Hari gini? Dengan kondisi aktualku? Yang bener aja, sampe sekarang aku juga suka mikir, weww pede juga ya gua ngelahirin rara di rumah dgn kebiasaan hidupku yang tipikal urban begini. Beginiii.... Aku melihat kok risikonya. Worst case nya adalah aku mengalami komplikasi ga ketebak yang lebih lambat ditangani ketimbang kalau aku melahirkan di rumah sakit, bagaikan orang naik motor atau mobil yang berisiko ketabrak, bagaikan main sky diving yang berisiko parasutnya ngadat lalu langsung jatuh dan ..... (isi sendiri yah).

Tapi coba lihat best case nya. Best case nya adalah aku melahirkan dalam situasi tenang dan penuh cinta, hormon tubuhku bekerja optimal dan membantuku melahirkan dengan sangat lancar, asi ku melimpahruah seiring melimpahnya oksitosin, bayiku lahir tanpa dibuat stress atau dipaksa keluar karena alasan lewat tanggal atau alasan kondisi penyulit yang sedikit meleset dari standar text book. Bayiku terlahir dari perut seorang ibu yang bahagia. Aku percaya kebahagiaan dan ketenangan orang orang yang menyambutnya mempengaruhi kebahagiaannya sebagai manusia baru. Dia lahir dengan tenaaang sekali, peralihannya begitu lembut dan tidak mengagetkan, dia keluar tanpa ditarik, keluar benar benar atas free will nya, murni kerjasama ibu dan bayi, memberikan ia kesempatan perdana untuk merasa dipercayai. Ibaratnya sky diver yang bisa melihat pemandangan sejauh cakrawala, merasakan aliran adrenalin yang ngga ada duanya, yang pastinya dia tidak lagi mengkhawatirkan parasutnya akan terbuka atau tidak.

Aku ingin memberikan kesempatan best case ini untuk terwujud. Setelah membuat pilihan, baru deh mari kita mikir untuk merencanakan manajemen risikonya, kuasai dan tentukan batas kedaruratan di mana kita harus memasrahkan diri pada pihak medis yang kompeten, jika memang pasti berhubungan dengan jiwa sang bayi.

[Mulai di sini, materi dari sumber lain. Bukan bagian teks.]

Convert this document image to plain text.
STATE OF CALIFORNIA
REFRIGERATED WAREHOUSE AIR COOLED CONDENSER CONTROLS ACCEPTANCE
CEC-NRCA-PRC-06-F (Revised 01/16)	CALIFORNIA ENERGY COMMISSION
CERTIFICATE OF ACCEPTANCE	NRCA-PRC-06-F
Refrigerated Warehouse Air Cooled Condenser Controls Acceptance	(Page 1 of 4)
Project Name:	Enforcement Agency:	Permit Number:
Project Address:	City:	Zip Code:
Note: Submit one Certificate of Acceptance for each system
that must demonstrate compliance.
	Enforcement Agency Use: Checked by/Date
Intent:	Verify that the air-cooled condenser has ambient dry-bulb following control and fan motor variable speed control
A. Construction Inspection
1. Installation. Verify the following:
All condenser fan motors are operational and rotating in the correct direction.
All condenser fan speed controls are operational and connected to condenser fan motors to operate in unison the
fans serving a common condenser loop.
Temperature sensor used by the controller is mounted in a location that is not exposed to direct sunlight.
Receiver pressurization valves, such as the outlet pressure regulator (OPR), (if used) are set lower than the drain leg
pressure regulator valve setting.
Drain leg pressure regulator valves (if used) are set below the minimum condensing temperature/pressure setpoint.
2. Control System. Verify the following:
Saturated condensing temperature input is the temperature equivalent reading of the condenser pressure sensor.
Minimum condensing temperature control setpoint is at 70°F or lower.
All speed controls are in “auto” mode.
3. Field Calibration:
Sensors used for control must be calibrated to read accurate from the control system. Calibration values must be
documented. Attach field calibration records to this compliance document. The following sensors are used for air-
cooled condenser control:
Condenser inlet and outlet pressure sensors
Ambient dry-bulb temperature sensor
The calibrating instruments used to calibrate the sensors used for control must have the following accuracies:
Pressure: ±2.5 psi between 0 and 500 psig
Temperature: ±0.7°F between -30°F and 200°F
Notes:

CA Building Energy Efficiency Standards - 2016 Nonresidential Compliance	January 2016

Kalaupun ada kondisi gawat, aku juga ngga akan ngotot melahirkan normal. Selanjutnya pasrah total, percaya Allah, percaya diri, percaya sang bayi.

Closing..
So.. ikhtiar bukan berarti menghindari segala risiko dengan menghilangkan segala potensi baik dan menurunkan cita cita. It's about setting your self goal and limit. Setiap orang bisa punya tujuan dan batas sendiri. Jika berbeda, ini bukan masalah benar atau salah, tapi sekedar perbedaan preferensi tujuan atau cara:-) yang pasti, sebelum nentuin tujuan dan batas, set your mind to zero, hilangkan trauma, kebencian subyektif atas sesuatu yang bisa jadi muncul akibat kejadian kecil dalam hidup kita yang sebetulnya tidak bisa kita jadikan generalisasi.